Banned-from-country-radio artists and heroes The Dixie Chicks evoke strong memories of Fried Green Tomatoes with their downright cheerful song bidding farewell to the definitely deceased abuser in “Goodbye Earl”. He’s killed by his victim and her BFF and they don’t get sent to jail like the poor mom in our first song. “It turned out he was a missing person who nobody missed at all.”
Shania Twain leads off our unimpressed with men subcategory with the appropriately named “That Don’t Impress Me Much”. This one I actually knew since high school, so in addition to the fun of the song I get some happy memories of singing this with girl friends way back when. I always wonder how Angelina Jolie feels about the line “So you’re Brad Pitt, that don’t impress me much.” Also fun? That flawless 90s cheetah print ensemble.

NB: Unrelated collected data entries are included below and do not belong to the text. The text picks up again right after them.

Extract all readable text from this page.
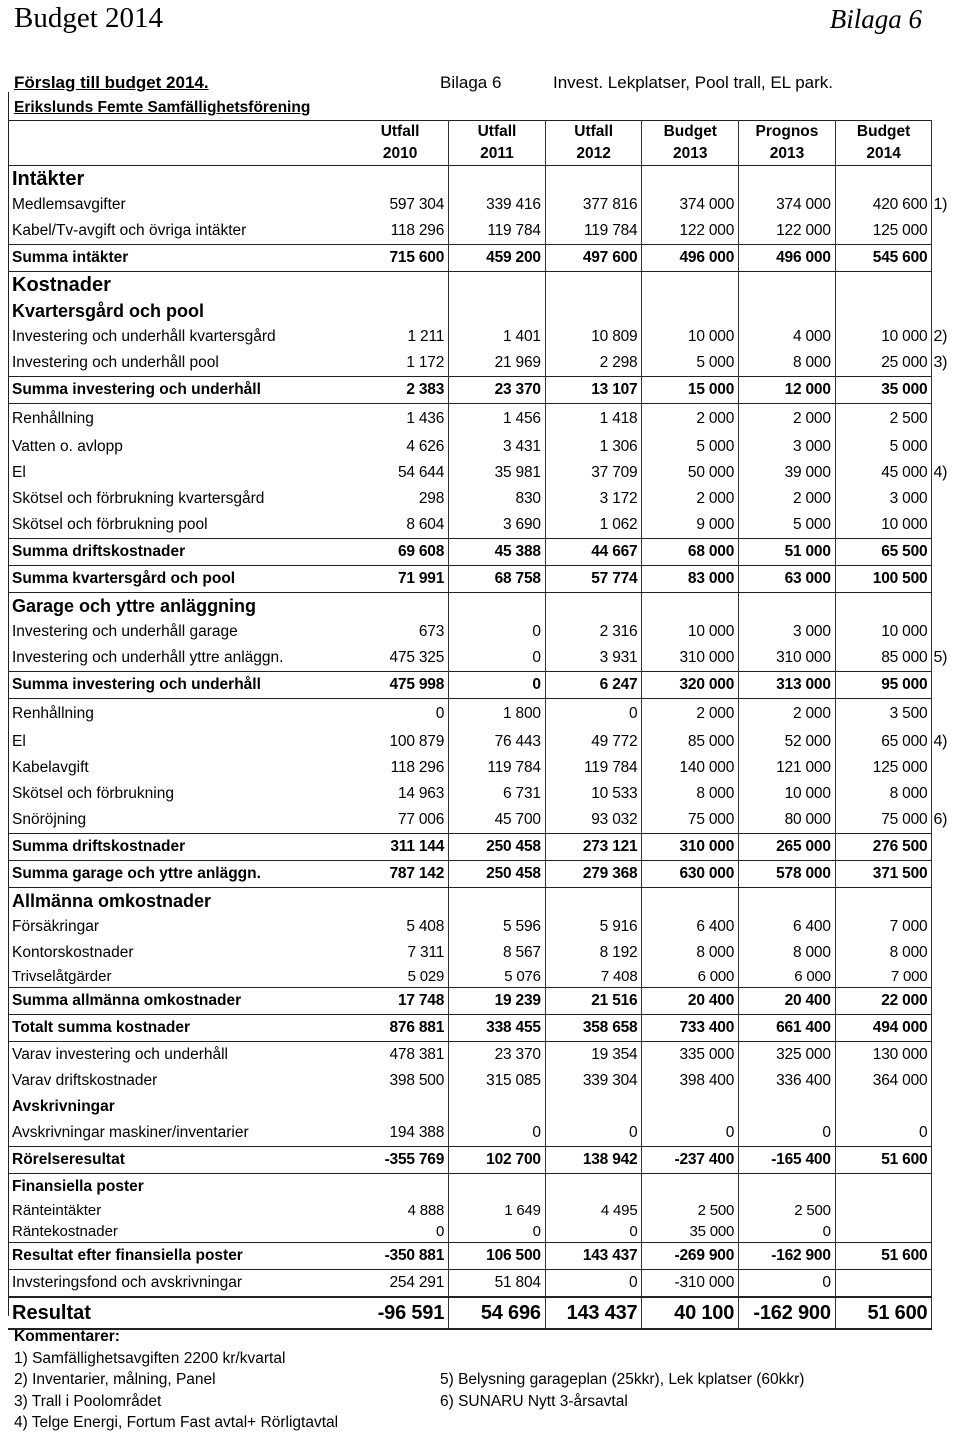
Budget 2014	Bilaga 6
Förslag till budget 2014.	Bilaga 6	Invest. Lekplatser, Pool trall, EL park.
Erikslunds Femte Samfällighetsförening
	Utfall	Utfall	Utfall	Budget	Prognos	Budget
	2010	2011	2012	2013	2013	2014
Intäkter						
Medlemsavgifter	597 304	339 416	377 816	374 000	374 000	420 600 1)

Kabel/Tv-avgift och övriga intäkter	118 296	119 784	119 784	122 000	122 000	125 000
Summa intäkter	715 600	459 200	497 600	496 000	496 000	545 600
Kostnader						
Kvartersgård och pool						
Investering och underhåll kvartersgård	1 211	1 401	10 809	10 000	4 000	10 000 2)

Investering och underhåll pool	1 172	21 969	2 298	5 000	8 000	25 000 3)

Summa investering och underhåll	2 383	23 370	13 107	15 000	12 000	35 000
Renhållning	1 436	1 456	1 418	2 000	2 000	2 500
Vatten o. avlopp	4 626	3 431	1 306	5 000	3 000	5 000
El	54 644	35 981	37 709	50 000	39 000	45 000 4)

Skötsel och förbrukning kvartersgård	298	830	3 172	2 000	2 000	3 000
Skötsel och förbrukning pool	8 604	3 690	1 062	9 000	5 000	10 000
Summa driftskostnader	69 608	45 388	44 667	68 000	51 000	65 500
Summa kvartersgård och pool	71 991	68 758	57 774	83 000	63 000	100 500
Garage och yttre anläggning						
Investering och underhåll garage	673	0	2 316	10 000	3 000	10 000
Investering och underhåll yttre anläggn.	475 325	0	3 931	310 000	310 000	85 000 5)

Summa investering och underhåll	475 998	0	6 247	320 000	313 000	95 000
Renhållning	0	1 800	0	2 000	2 000	3 500
El	100 879	76 443	49 772	85 000	52 000	65 000 4)

Kabelavgift	118 296	119 784	119 784	140 000	121 000	125 000
Skötsel och förbrukning	14 963	6 731	10 533	8 000	10 000	8 000
Snöröjning	77 006	45 700	93 032	75 000	80 000	75 000 6)

Summa driftskostnader	311 144	250 458	273 121	310 000	265 000	276 500
Summa garage och yttre anläggn.	787 142	250 458	279 368	630 000	578 000	371 500
Allmänna omkostnader						
Försäkringar	5 408	5 596	5 916	6 400	6 400	7 000
Kontorskostnader	7 311	8 567	8 192	8 000	8 000	8 000
Trivselåtgärder	5 029	5 076	7 408	6 000	6 000	7 000
Summa allmänna omkostnader	17 748	19 239	21 516	20 400	20 400	22 000
Totalt summa kostnader	876 881	338 455	358 658	733 400	661 400	494 000
Varav investering och underhåll	478 381	23 370	19 354	335 000	325 000	130 000
Varav driftskostnader	398 500	315 085	339 304	398 400	336 400	364 000
Avskrivningar						
Avskrivningar maskiner/inventarier	194 388	0	0	0	0	0
Rörelseresultat	-355 769	102 700	138 942	-237 400	-165 400	51 600
Finansiella poster						
Ränteintäkter	4 888	1 649	4 495	2 500	2 500	
Räntekostnader	0	0	0	35 000	0	
Resultat efter finansiella poster	-350 881	106 500	143 437	-269 900	-162 900	51 600
Invsteringsfond och avskrivningar	254 291	51 804	0	-310 000	0	
Resultat	-96 591	54 696	143 437	40 100	-162 900	51 600
Kommentarer:
1) Samfällighetsavgiften 2200 kr/kvartal
2) Inventarier, målning, Panel
3) Trall i Poolområdet
4) Telge Energi, Fortum Fast avtal+ Rörligtavtal
5) Belysning garageplan (25kkr), Lek kplatser (60kkr)
6) SUNARU Nytt 3-årsavtal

Maddie and Tae are the epitome of country misandry artists. “Girl In a Country Song” specifically calls out and mocks the lyrics of popular male country artists and the video puts a couple of good ole boys in some cut off overalls and crop tops to see how they like it.
Ahem. The feelings I have about Carrie Underwood’s thighs in the video for “Cowboy Casanova” are not heterosexual feelings. I think I’d forgotten what attraction felt like in nearly ten years of dating only three men, none of whom I can stand now. Carrie is definitely not impressed with this man’s debaucherous ways.

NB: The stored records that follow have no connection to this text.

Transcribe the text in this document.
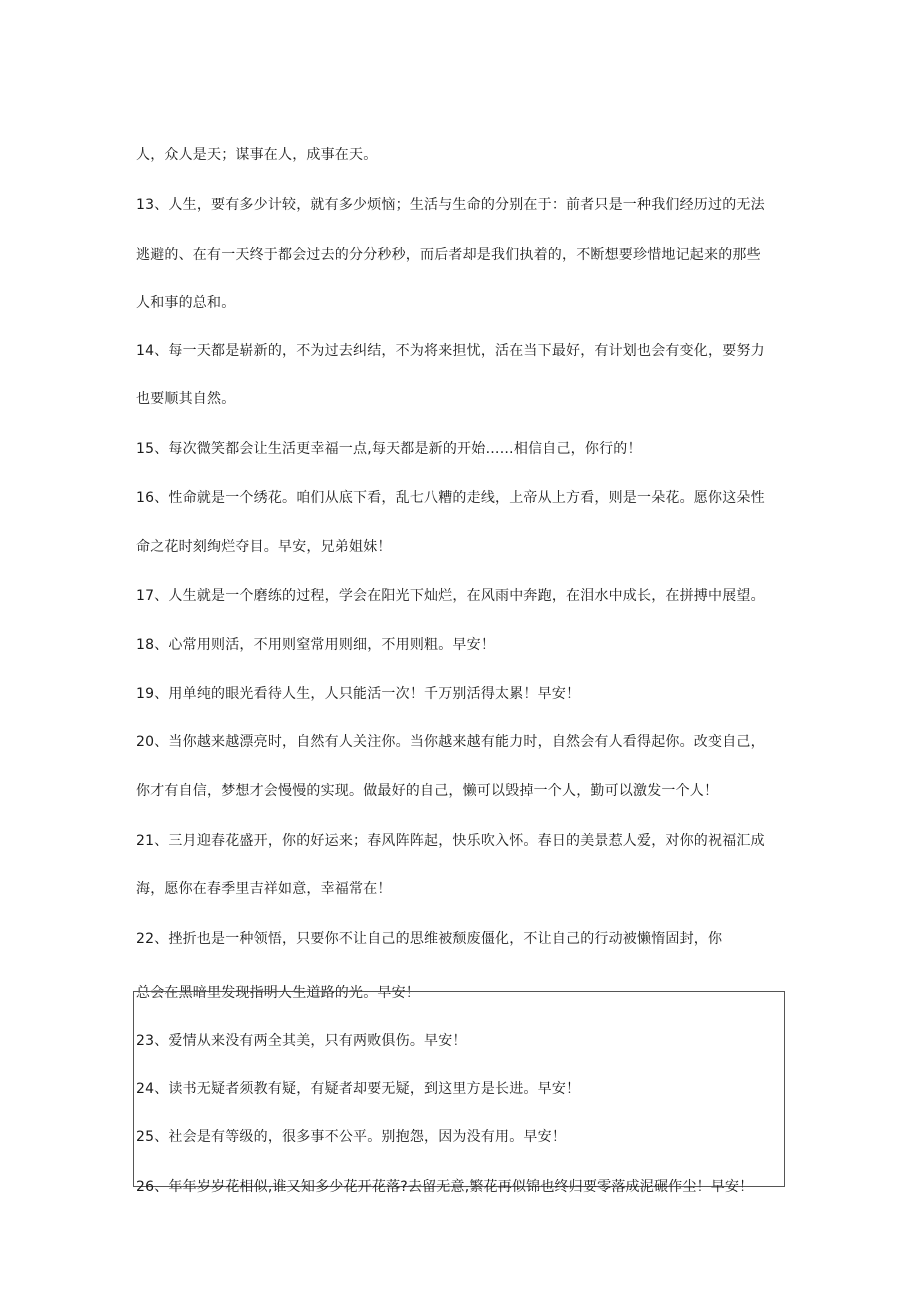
人，众人是天；谋事在人，成事在天。

13、人生，要有多少计较，就有多少烦恼；生活与生命的分别在于：前者只是一种我们经历过的无法

逃避的、在有一天终于都会过去的分分秒秒，而后者却是我们执着的，不断想要珍惜地记起来的那些

人和事的总和。

14、每一天都是崭新的，不为过去纠结，不为将来担忧，活在当下最好，有计划也会有变化，要努力

也要顺其自然。

15、每次微笑都会让生活更幸福一点,每天都是新的开始……相信自己，你行的！

16、性命就是一个绣花。咱们从底下看，乱七八糟的走线，上帝从上方看，则是一朵花。愿你这朵性

命之花时刻绚烂夺目。早安，兄弟姐妹！

17、人生就是一个磨练的过程，学会在阳光下灿烂，在风雨中奔跑，在泪水中成长，在拼搏中展望。

18、心常用则活，不用则窒常用则细，不用则粗。早安！

19、用单纯的眼光看待人生，人只能活一次！千万别活得太累！早安！

20、当你越来越漂亮时，自然有人关注你。当你越来越有能力时，自然会有人看得起你。改变自己，

你才有自信，梦想才会慢慢的实现。做最好的自己，懒可以毁掉一个人，勤可以激发一个人！

21、三月迎春花盛开，你的好运来；春风阵阵起，快乐吹入怀。春日的美景惹人爱，对你的祝福汇成

海，愿你在春季里吉祥如意，幸福常在！

22、挫折也是一种领悟，只要你不让自己的思维被颓废僵化，不让自己的行动被懒惰固封，你

总会在黑暗里发现指明人生道路的光。早安！

23、爱情从来没有两全其美，只有两败俱伤。早安！

24、读书无疑者须教有疑，有疑者却要无疑，到这里方是长进。早安！

25、社会是有等级的，很多事不公平。别抱怨，因为没有用。早安！

26、年年岁岁花相似,谁又知多少花开花落?去留无意,繁花再似锦也终归要零落成泥碾作尘！早安！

The lead singer of The Band Perry isn’t taking any shit in “You Lie” which has such delightful metaphors as “you lie like a penny on the parking lot at the grocery store”.

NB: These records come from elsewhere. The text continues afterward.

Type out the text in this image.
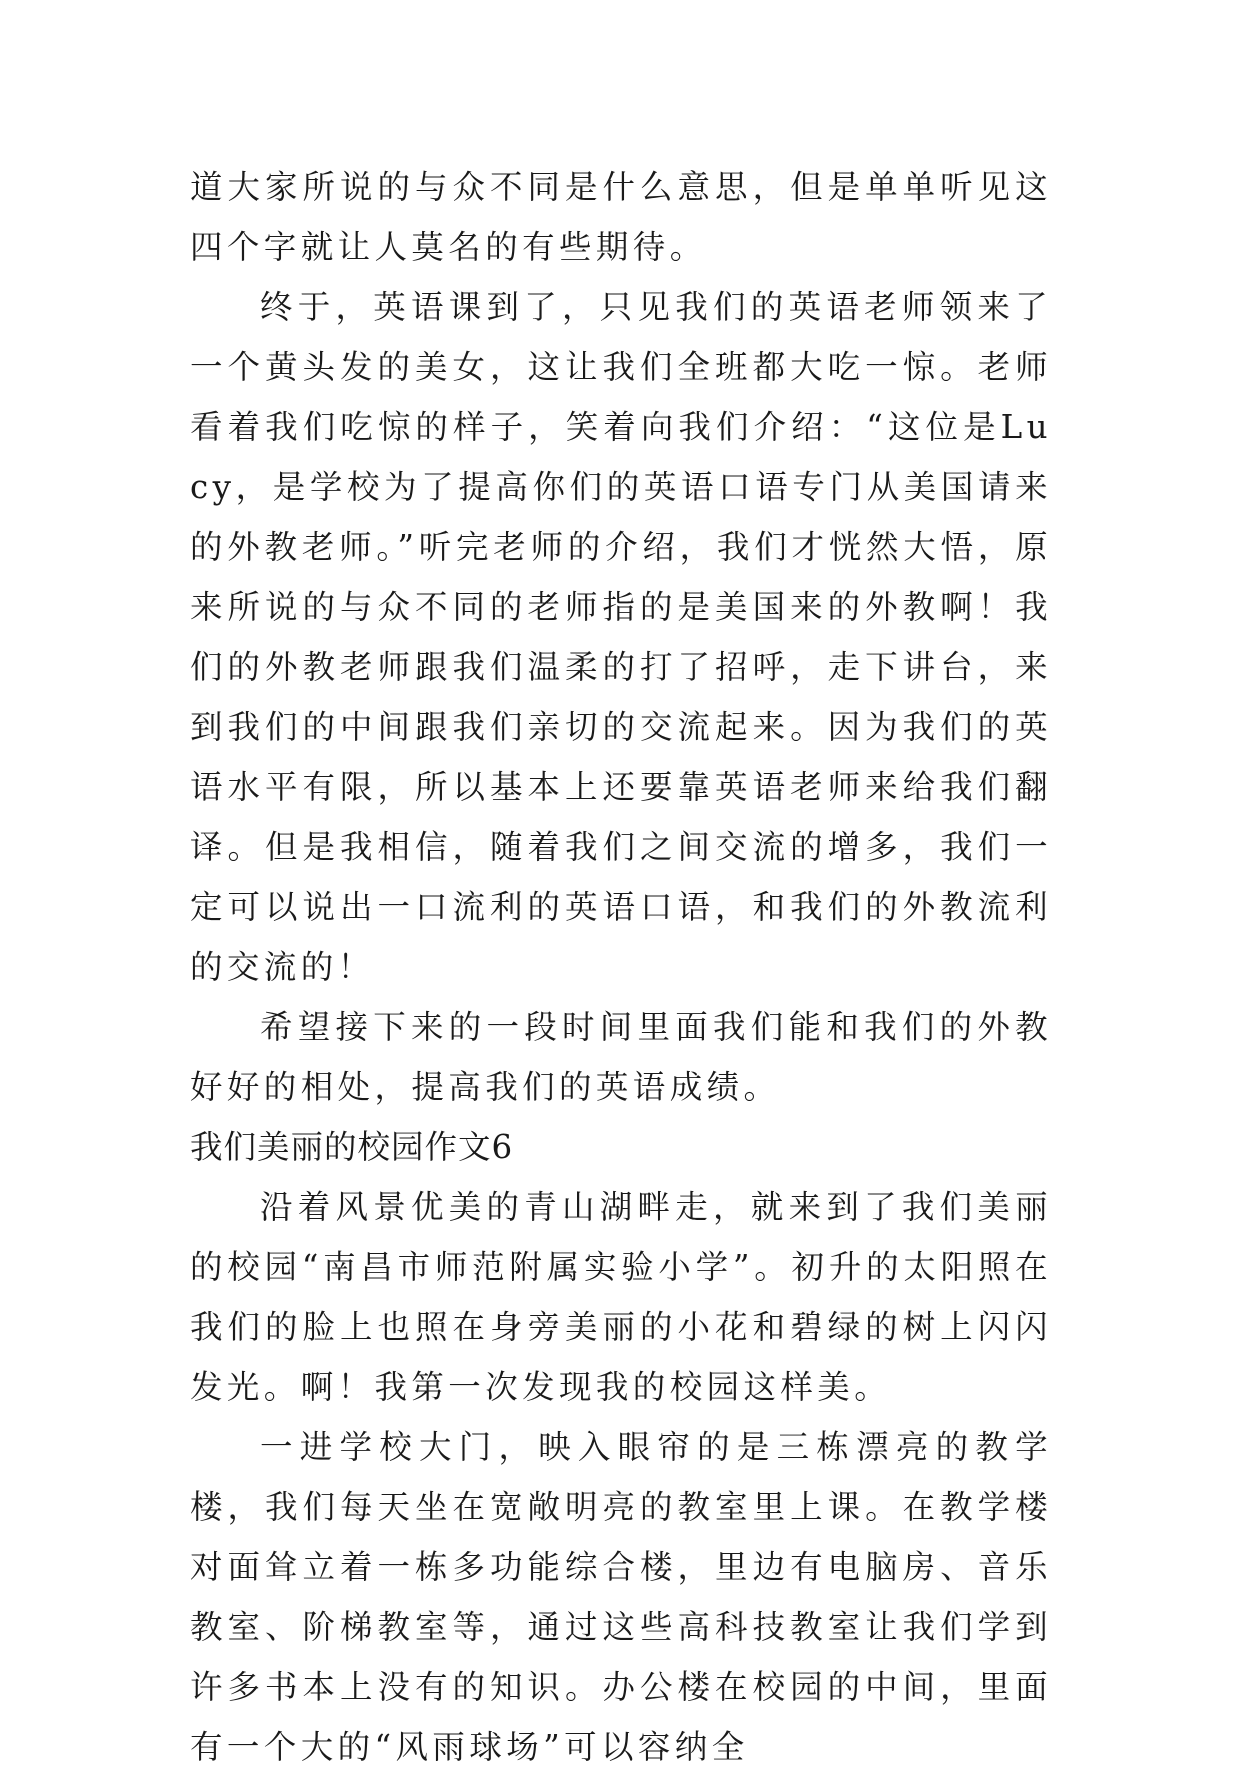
道大家所说的与众不同是什么意思，但是单单听见这四个字就让人莫名的有些期待。

终于，英语课到了，只见我们的英语老师领来了一个黄头发的美女，这让我们全班都大吃一惊。老师看着我们吃惊的样子，笑着向我们介绍：“这位是Lucy，是学校为了提高你们的英语口语专门从美国请来的外教老师。”听完老师的介绍，我们才恍然大悟，原来所说的与众不同的老师指的是美国来的外教啊！我们的外教老师跟我们温柔的打了招呼，走下讲台，来到我们的中间跟我们亲切的交流起来。因为我们的英语水平有限，所以基本上还要靠英语老师来给我们翻译。但是我相信，随着我们之间交流的增多，我们一定可以说出一口流利的英语口语，和我们的外教流利的交流的！

希望接下来的一段时间里面我们能和我们的外教好好的相处，提高我们的英语成绩。

我们美丽的校园作文6

沿着风景优美的青山湖畔走，就来到了我们美丽的校园“南昌市师范附属实验小学”。初升的太阳照在我们的脸上也照在身旁美丽的小花和碧绿的树上闪闪发光。啊！我第一次发现我的校园这样美。

一进学校大门，映入眼帘的是三栋漂亮的教学楼，我们每天坐在宽敞明亮的教室里上课。在教学楼对面耸立着一栋多功能综合楼，里边有电脑房、音乐教室、阶梯教室等，通过这些高科技教室让我们学到许多书本上没有的知识。办公楼在校园的中间，里面有一个大的“风雨球场”可以容纳全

Some songs are just plain unapologetic. “Hell on Heels” by the Pistol Annies turns accusations of being gold diggers on their heads and promises “Sugar Daddy, I’m coming for you” with a note of menace.
Leann Rimes’ “Crazy Women” places the blame for “crazy women, ex-wives and old girlfriends” on the men who drove them mad. “He cheats and lies, then plays the victim. He don’t know why they always seem to pick him.”
Classic country artists represent in this genre too. Country legend Loretta Lynn, who was also banned from country radio for her rousing endorsement of birth control in “The Pill” makes this playlist for “Don’t Come Home A-Drinkin’ (With Lovin’ On Your Mind)”. She gives him an ultimatum I can remember well, “leave the bottle or me behind.”
Seriously unimpressed Lorrie Morgan asks some flat questions in “What Part of No (Don’t You Understand)?”
Linda Rondstadt is ready to write off the subject of her song entirely in “You’re No Good”. This is also the first of many songs that overlaps “sick of his shit” and “leaving his ass” categories.
Starting off the songs about leaving, “Little Bird” by folk country artist Kasey Chambers is quietly heartbreaking, and helped me understand exactly what kind of man I was living with. “I don’t want you that bad” was exactly how I was feeling about someone who waned constant sacrifice from me in the name of making things work.
“My Give a Damn’s Busted” by Jo Dee Messina gave me some of the permission I felt I needed to stop mopping him his emotional messes and trying to fix him.
Faith Hill’s slow ballad “I Aint Gonna Take It Anymore” reminded me that I’m allowed to want more than survival in my living.
What can I say about “If I Were a Boy?” Whether we’re talking about Beyonce’s version, Reba McEntire’s cover, or BC Jean’s original, this song turned me gay. This was the song I was listening to at the moment I realized I am a lesbian and I have no desire for a boy who “understands how it feels to love a girl” but I would very much like to be the “better man” a woman finds after leaving the dissatisfaction of “just a boy”.
This was the playlist that got me out of the closet. Country Misandry did what a performing arts school and nights at gay clubs couldn’t. It helped me not just accept my attraction to women, but my objections to men as partners too. It opened doors the artists probably never intended to. But it makes me feel stronger, and that’s worthwhile.